“Wish we could switch up the roles and I could be that” were lyrics to Ciara’s 2006 hit song, “Like a Boy.” Two years later, Queen B hit us with “If I were a boy / Even just for a day,”from her chart-topping song, “If I Were a Boy.” When these two queens imagined themselves as guys, it was to make a point about the double standards in relationships, but let’s be clear—the full message needed no decoding. The hypothetical gender swap in both songs was an acknowledgment of society’s treatment of, ideas about and lack of respect for women.
Due to gender inequality, one of the most persistent social ills of our times, women have been silenced, forgotten and rendered worthless and powerless. But today, women are fighting back, and they aren’t being gentle about any of it. The goals of the fight for equal rights for women have always been to expand women’s access to healthcare, eliminate the violence against women and young girls, support women owned businesses and entrepreneurs, encourage women’s political and economic leadership and end the gendered wage gap.
For so long, the conversation has been led by blame, denial and defensiveness, but like other social challenges, the arts provide various insights that draw the attention of many.
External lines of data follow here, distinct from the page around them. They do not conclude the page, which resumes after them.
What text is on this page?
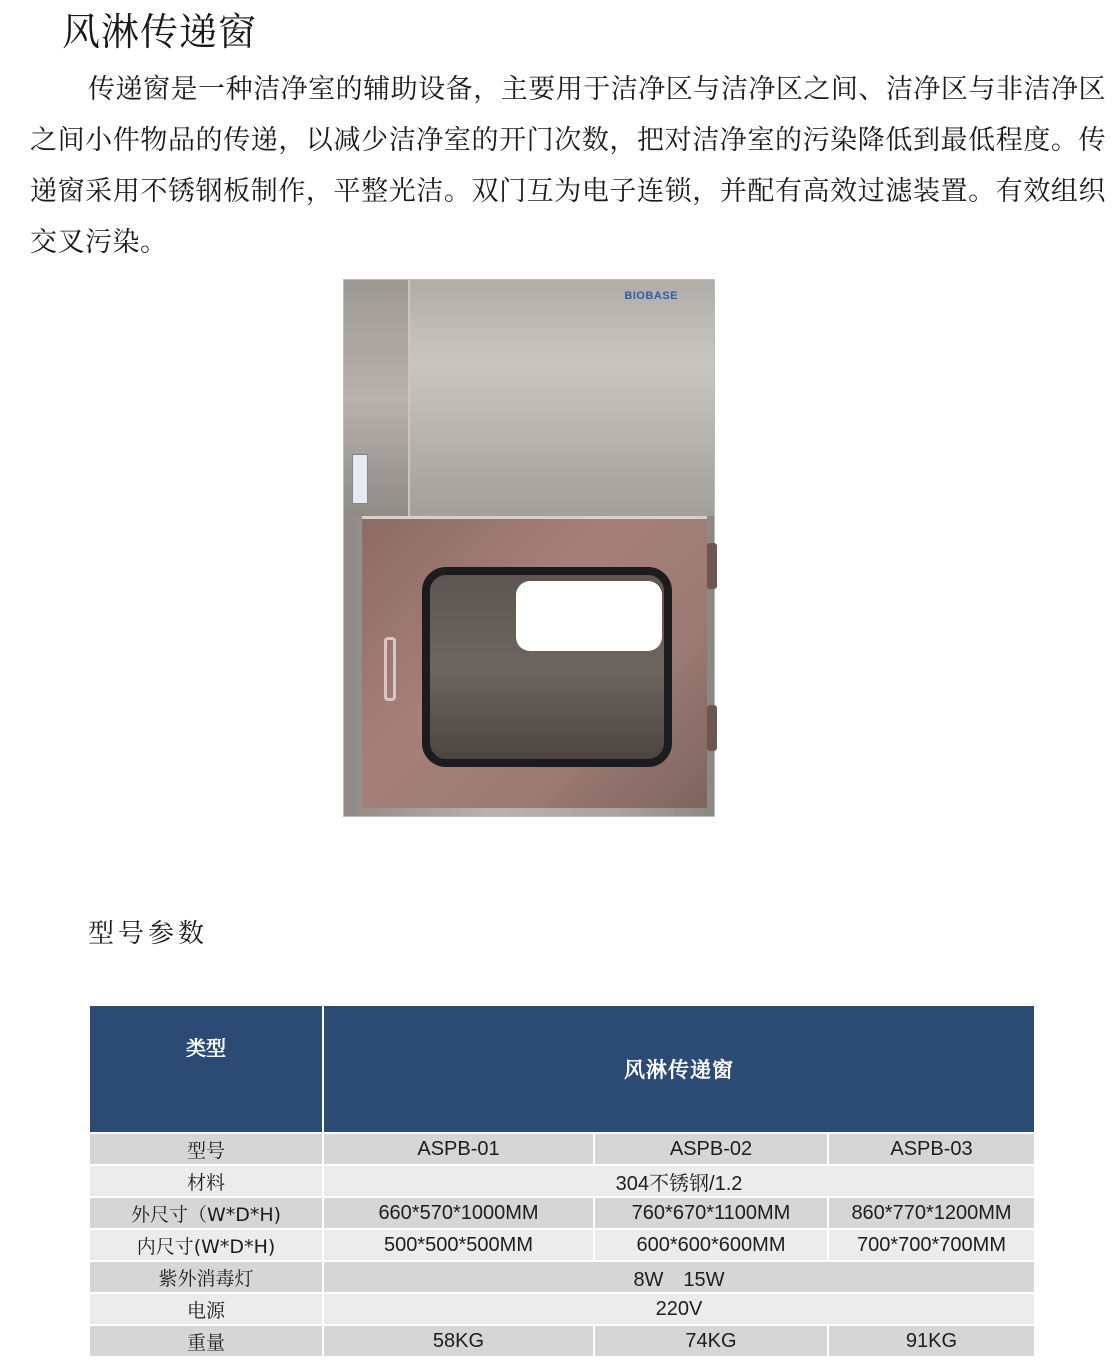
风淋传递窗
传递窗是一种洁净室的辅助设备，主要用于洁净区与洁净区之间、洁净区与非洁净区之间小件物品的传递，以减少洁净室的开门次数，把对洁净室的污染降低到最低程度。传递窗采用不锈钢板制作，平整光洁。双门互为电子连锁，并配有高效过滤装置。有效组织交叉污染。
BIOBASE
型号参数
类型	风淋传递窗		
型号	ASPB-01	ASPB-02	ASPB-03
材料	304不锈钢/1.2		
外尺寸（W*D*H)	660*570*1000MM	760*670*1100MM	860*770*1200MM
内尺寸(W*D*H)	500*500*500MM	600*600*600MM	700*700*700MM
紫外消毒灯	8W　15W		
电源	220V		
重量	58KG	74KG	91KG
Bravo is introducing a bold, unbiased social experiment docuseries, “In a Man’s World.” It’s executive produced by Oscar Award–winning actress, humanitarian and activist Viola Davis and her husband Julius Tennon. The NBCUniversal owned cable network follows four dynamic women—from a professional pool player to a pastor—who will live out Ciara and Beyoncé’s hypothetical gender-swap wishes and experience life as a man for several days.
Sabrina McKenzie, a pastor, businesswoman and women’s rights activist, is one of the four women who goes through months of training with the help of Oscar-winning makeup artists and voice and movement coaches for this social experiment.
When McKenzie received the call from the show’s producers last April, she was hesitant. The author of Georgia’s Equal Rights Amendment bill, giving women equal pay for equal work, was running for a Georgia state senate seat, and the election was in less than one month.
As the mom of three is geared up for the show’s premiere on Oct. 1, she sat down with us to share how this unique experience offers a different perspective on the societal implications of gender discrimination and inequality. –Jennifer Ogunsola
Why were you hesitant?
I was focused, and all of my energy was on winning the election. But as the producers further explained the concept, I realized that this opportunity fell in line with the work that I’m passionate about and thought, “Wow, as a women’s rights activist, this gives me an opportunity to talk about my equal rights amendment bill that I authored in the Georgia State House of Representatives in 2018.”
What made you write the bill?
I felt like it was time for women to get their equal share and that it was not fair for us to have the same education, knowledge and experience but get paid less just because of our gender. And while it did not pass in 2018—it didn’t get to the Senate— we’re looking at bringing the bill back in 2020.
When they called you, did you know that Viola Davis executive produced this?
I had no idea. I didn’t even know the name of the show until I signed the contract. And when I signed the contract, I realized that the name of the show, “In a Man’s World,” was the same name as my book, Leading in a Man’s World, that I wrote a year prior. The plan was to release it last year on my birthday, but once all of this happened, I decided to release it right before the show premiered. So I released my book [last] November.
How has the response been?
Incredible. I can’t keep it in stock. Women are constantly sharing how this affects them—such as not receiving the same pay, going on maternity leave, returning and being fired. All of this impacts their quality of life. I also receive a great deal of support from men’s organizations. One important thing that we all have in common is that we came from the birth canal of a woman.
What are you most proud of about regarding this new show?
That it gave us a voice. We’re approaching the 100th year for women to receive their right to vote; 2020 will be the hundred-year mark, and we are still fighting for equal pay. What I would love to see happen next is that we all decide to help women receive equal pay for equal work.
Through this entire process, did anything inspire you to approach this work differently?
Absolutely. Before, I felt apologetic for being bold. As a woman, when you’re bold, you’re considered a bitch. When you’re aggressive, you’re considered a jezebel. While I was bold and aggressive before, I always felt bad for it. After doing the experiment, I realized that I was never going to allow someone else’s definition of me define who I was.